April and September 1989 — BPF displays on the streets of Minsk tens of thousands of people on the "Chernobyl Way". Central Committee of the PBC finally forced to recognize the existence of the Chernobyl problem, developing a program to victims.
November 1989 — mass rally in front of Government House to demand the adoption of a democratic election law. Sun Belorussian 11th convocation forced to make significant changes to the electoral law.
February 1990 — one hundred thousand BNF rally in Lenin Square, the column will move to the TV center and achieves the live television for the leaders of the Popular Front. After a few weeks of the Belarusian Popular Front conducts its representatives in the new Supreme Council, which is already in the beginning of June, offering draft of the Declaration of State Sovereignty. July 27 declaration (albeit with modifications, in the "stripped-down" form) is received.
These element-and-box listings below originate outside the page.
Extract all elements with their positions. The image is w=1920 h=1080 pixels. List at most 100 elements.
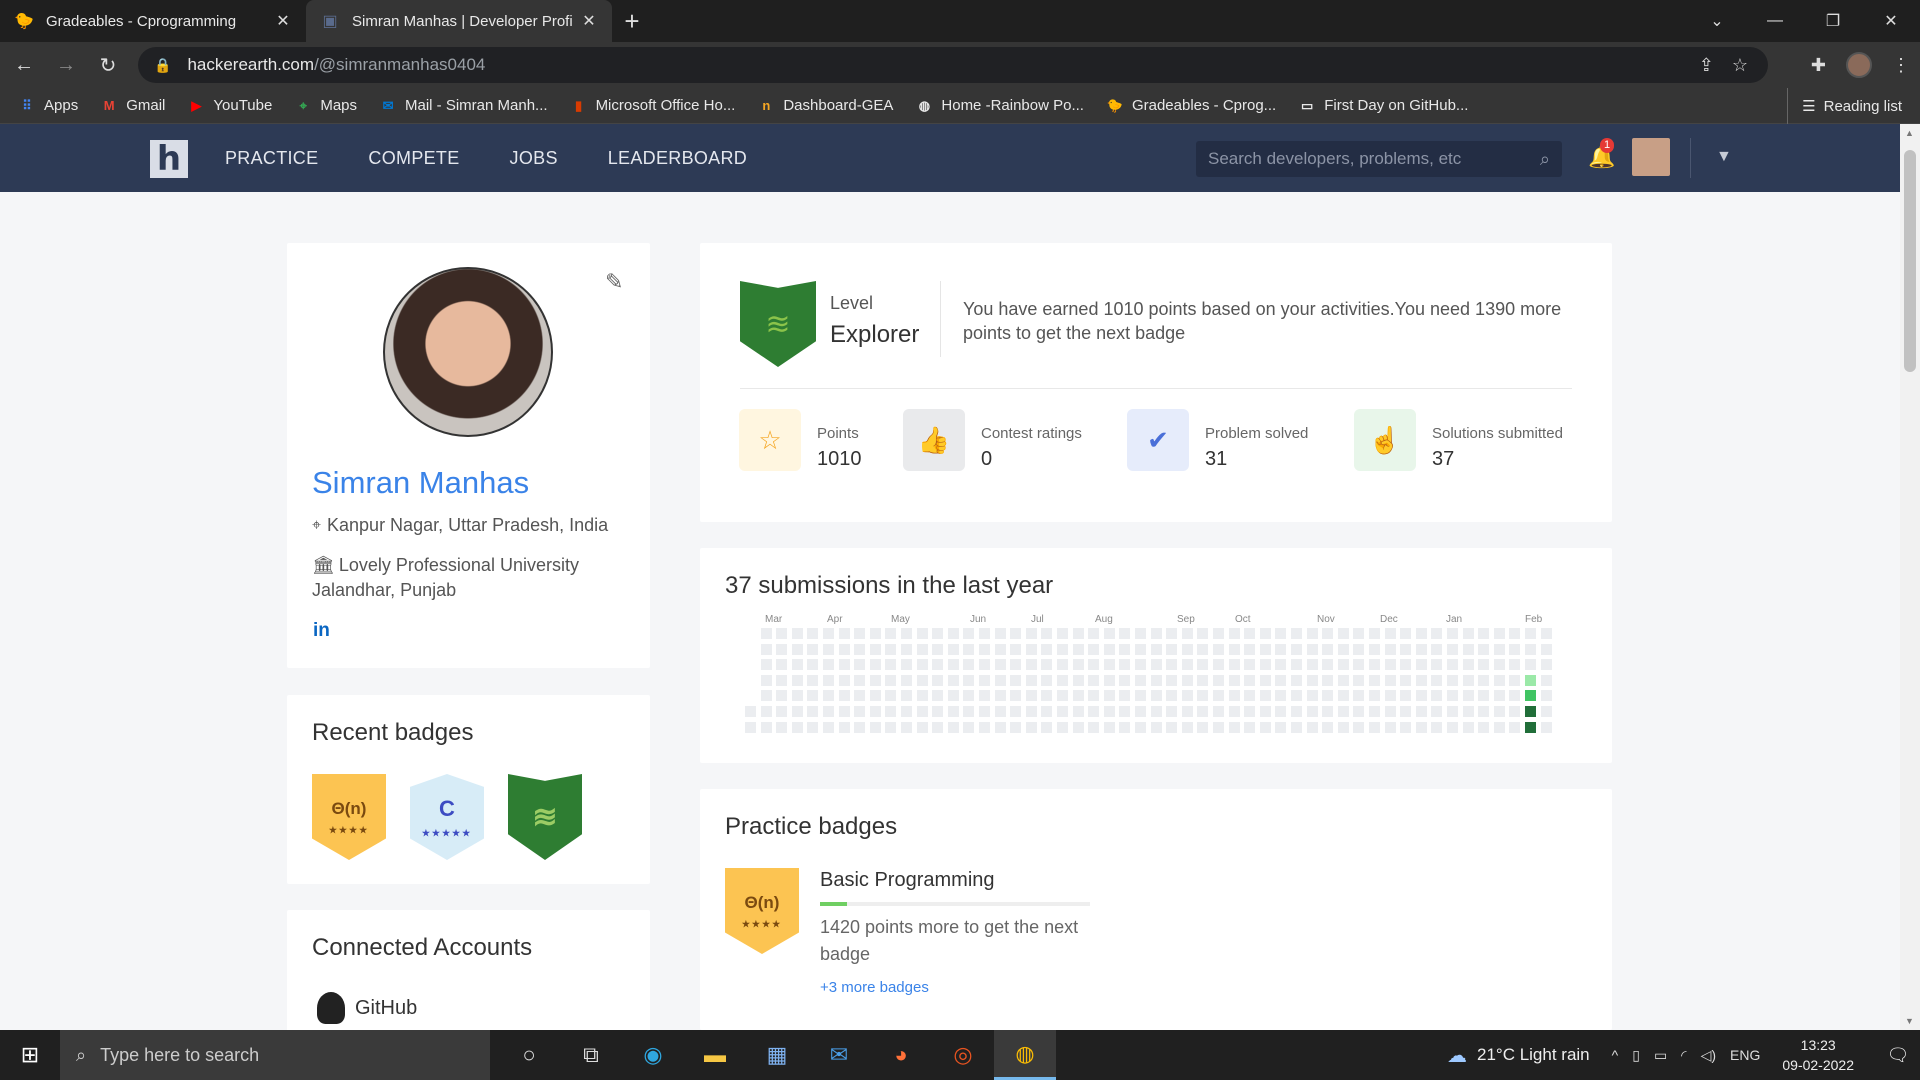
heatmap-cell[interactable] xyxy=(1072,674,1084,686)
heatmap-cell[interactable] xyxy=(1103,690,1115,702)
heatmap-cell[interactable] xyxy=(791,643,803,655)
heatmap-cell[interactable] xyxy=(1010,690,1022,702)
heatmap-cell[interactable] xyxy=(1337,643,1349,655)
heatmap-cell[interactable] xyxy=(1447,721,1458,733)
heatmap-cell[interactable] xyxy=(1540,690,1552,702)
heatmap-cell[interactable] xyxy=(1166,674,1178,686)
menu-kebab-icon[interactable]: ⋮ xyxy=(1892,55,1910,76)
heatmap-cell[interactable] xyxy=(1447,628,1458,639)
heatmap-cell[interactable] xyxy=(1322,659,1334,671)
heatmap-cell[interactable] xyxy=(1415,706,1427,717)
heatmap-cell[interactable] xyxy=(1291,643,1302,655)
heatmap-cell[interactable] xyxy=(1431,721,1443,733)
heatmap-cell[interactable] xyxy=(1119,721,1131,733)
bookmark-youtube[interactable]: ▶ YouTube xyxy=(187,97,272,115)
heatmap-cell[interactable] xyxy=(1228,674,1240,686)
heatmap-cell[interactable] xyxy=(963,628,975,639)
heatmap-cell[interactable] xyxy=(1025,721,1037,733)
heatmap-cell[interactable] xyxy=(838,690,850,702)
heatmap-cell[interactable] xyxy=(760,659,772,671)
badge-explorer[interactable]: ≋ xyxy=(508,774,582,860)
heatmap-cell[interactable] xyxy=(1369,643,1380,655)
heatmap-cell[interactable] xyxy=(1275,659,1287,671)
notification-center-icon[interactable]: 🗨 xyxy=(1876,1045,1920,1066)
heatmap-cell[interactable] xyxy=(838,659,850,671)
heatmap-cell[interactable] xyxy=(916,721,928,733)
heatmap-cell[interactable] xyxy=(1072,659,1084,671)
heatmap-cell[interactable] xyxy=(1166,659,1178,671)
heatmap-cell[interactable] xyxy=(823,643,834,655)
heatmap-cell[interactable] xyxy=(760,690,772,702)
heatmap-cell[interactable] xyxy=(979,643,990,655)
heatmap-cell[interactable] xyxy=(1400,721,1412,733)
heatmap-cell[interactable] xyxy=(1244,659,1256,671)
share-icon[interactable]: ⇪ xyxy=(1699,55,1714,76)
heatmap-cell[interactable] xyxy=(947,706,959,717)
heatmap-cell[interactable] xyxy=(1462,706,1474,717)
heatmap-cell[interactable] xyxy=(885,721,897,733)
heatmap-cell[interactable] xyxy=(1166,690,1178,702)
heatmap-cell[interactable] xyxy=(1493,659,1505,671)
heatmap-cell[interactable] xyxy=(1291,628,1302,639)
heatmap-cell[interactable] xyxy=(979,674,990,686)
heatmap-cell[interactable] xyxy=(885,674,897,686)
heatmap-cell[interactable] xyxy=(1010,674,1022,686)
heatmap-cell[interactable] xyxy=(760,674,772,686)
heatmap-cell[interactable] xyxy=(1353,643,1365,655)
heatmap-cell[interactable] xyxy=(1400,643,1412,655)
heatmap-cell[interactable] xyxy=(1150,659,1162,671)
heatmap-cell[interactable] xyxy=(963,674,975,686)
heatmap-cell[interactable] xyxy=(1540,721,1552,733)
heatmap-cell[interactable] xyxy=(854,721,866,733)
heatmap-cell[interactable] xyxy=(791,706,803,717)
url-field[interactable]: 🔒 hackerearth.com/@simranmanhas0404 ⇪ ☆ xyxy=(138,47,1768,83)
heatmap-cell[interactable] xyxy=(1150,690,1162,702)
heatmap-cell[interactable] xyxy=(1259,690,1271,702)
heatmap-cell[interactable] xyxy=(1088,659,1100,671)
ubuntu-icon[interactable]: ◎ xyxy=(932,1030,994,1080)
heatmap-cell[interactable] xyxy=(1119,659,1131,671)
heatmap-cell[interactable] xyxy=(1337,674,1349,686)
heatmap-cell[interactable] xyxy=(994,721,1006,733)
heatmap-cell[interactable] xyxy=(885,659,897,671)
bookmark-mail[interactable]: ✉ Mail - Simran Manh... xyxy=(379,97,548,115)
heatmap-cell[interactable] xyxy=(1025,628,1037,639)
heatmap-cell[interactable] xyxy=(1259,721,1271,733)
badge-basic-programming[interactable]: Θ(n) ★★★★ xyxy=(312,774,386,860)
heatmap-cell[interactable] xyxy=(807,674,819,686)
heatmap-cell[interactable] xyxy=(1353,659,1365,671)
heatmap-cell[interactable] xyxy=(885,706,897,717)
minimize-button[interactable]: — xyxy=(1746,0,1804,42)
heatmap-cell[interactable] xyxy=(1135,643,1146,655)
heatmap-cell[interactable] xyxy=(776,628,788,639)
heatmap-cell[interactable] xyxy=(1244,721,1256,733)
heatmap-cell[interactable] xyxy=(1228,643,1240,655)
heatmap-cell[interactable] xyxy=(1259,706,1271,717)
heatmap-cell[interactable] xyxy=(1135,721,1146,733)
heatmap-cell[interactable] xyxy=(1010,721,1022,733)
heatmap-cell[interactable] xyxy=(1010,659,1022,671)
heatmap-cell[interactable] xyxy=(1462,659,1474,671)
heatmap-cell[interactable] xyxy=(1400,628,1412,639)
heatmap-cell[interactable] xyxy=(1291,706,1302,717)
scroll-up-arrow-icon[interactable]: ▲ xyxy=(1905,128,1914,138)
heatmap-cell[interactable] xyxy=(1384,706,1396,717)
heatmap-cell[interactable] xyxy=(1478,706,1490,717)
heatmap-cell[interactable] xyxy=(1259,674,1271,686)
heatmap-cell[interactable] xyxy=(1525,706,1536,717)
badge-c-language[interactable]: C ★★★★★ xyxy=(410,774,484,860)
heatmap-cell[interactable] xyxy=(1197,659,1209,671)
nav-leaderboard[interactable]: LEADERBOARD xyxy=(608,148,747,169)
heatmap-cell[interactable] xyxy=(1041,690,1053,702)
heatmap-cell[interactable] xyxy=(1462,690,1474,702)
heatmap-cell[interactable] xyxy=(1415,628,1427,639)
heatmap-cell[interactable] xyxy=(1228,706,1240,717)
heatmap-cell[interactable] xyxy=(1213,674,1224,686)
heatmap-cell[interactable] xyxy=(807,721,819,733)
heatmap-cell[interactable] xyxy=(1509,690,1521,702)
heatmap-cell[interactable] xyxy=(1197,690,1209,702)
heatmap-cell[interactable] xyxy=(979,706,990,717)
heatmap-cell[interactable] xyxy=(854,674,866,686)
heatmap-cell[interactable] xyxy=(1057,628,1068,639)
heatmap-cell[interactable] xyxy=(1478,659,1490,671)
19-21 August 1991 BPF output first, a few hundred, and then a few thousand people on Lenin Square in Minsk to protest against the unconstitutional actions KGCHP and the requirement of an extraordinary session of the Belorussian Armed Forces. Presidium of the Supreme forced to convene a session.
24-25 August 1991 Tens of thousands of citizens of Minsk and Belarusian regions to the call of the BPF gather in front of Government House, the opposition MPs to support the BNF in their demands to declare the independence of Belarus and spread the CPB-Committee. August 25 at 20 hours 08 minutes Belarus became an independent state.
March 1996 — The Belarusian Popular Front (which some political analysts predict the cross, because none of the representatives of the Belarusian Popular Front in the BC-13 is not missed) — happy one for another mass protest against the signing of the Belarusian-Russian agreements. They pour out in Spring '96, which, according to Andrew Dynko "Our Cornfield", prevented the Anschluss with Russia.
Of course, you can remember and cases, and they are many — and 1990's, and very recently — when crowded actions organized by the Belarusian Popular Front, or other parties with a purely political demands had no political effect.
I do not accept humiliating remarks about the "sausage riots" — people have a right to live with dignity and not to save on the products.
However, I can not think of any "socio-economic" protests, which would have a political impact.
Belarusians produce results if they are led out on the street are not hungry — and hunger for freedom, for freedom, for independence.
Perhaps the future to refute this conclusion, but the story until it confirms.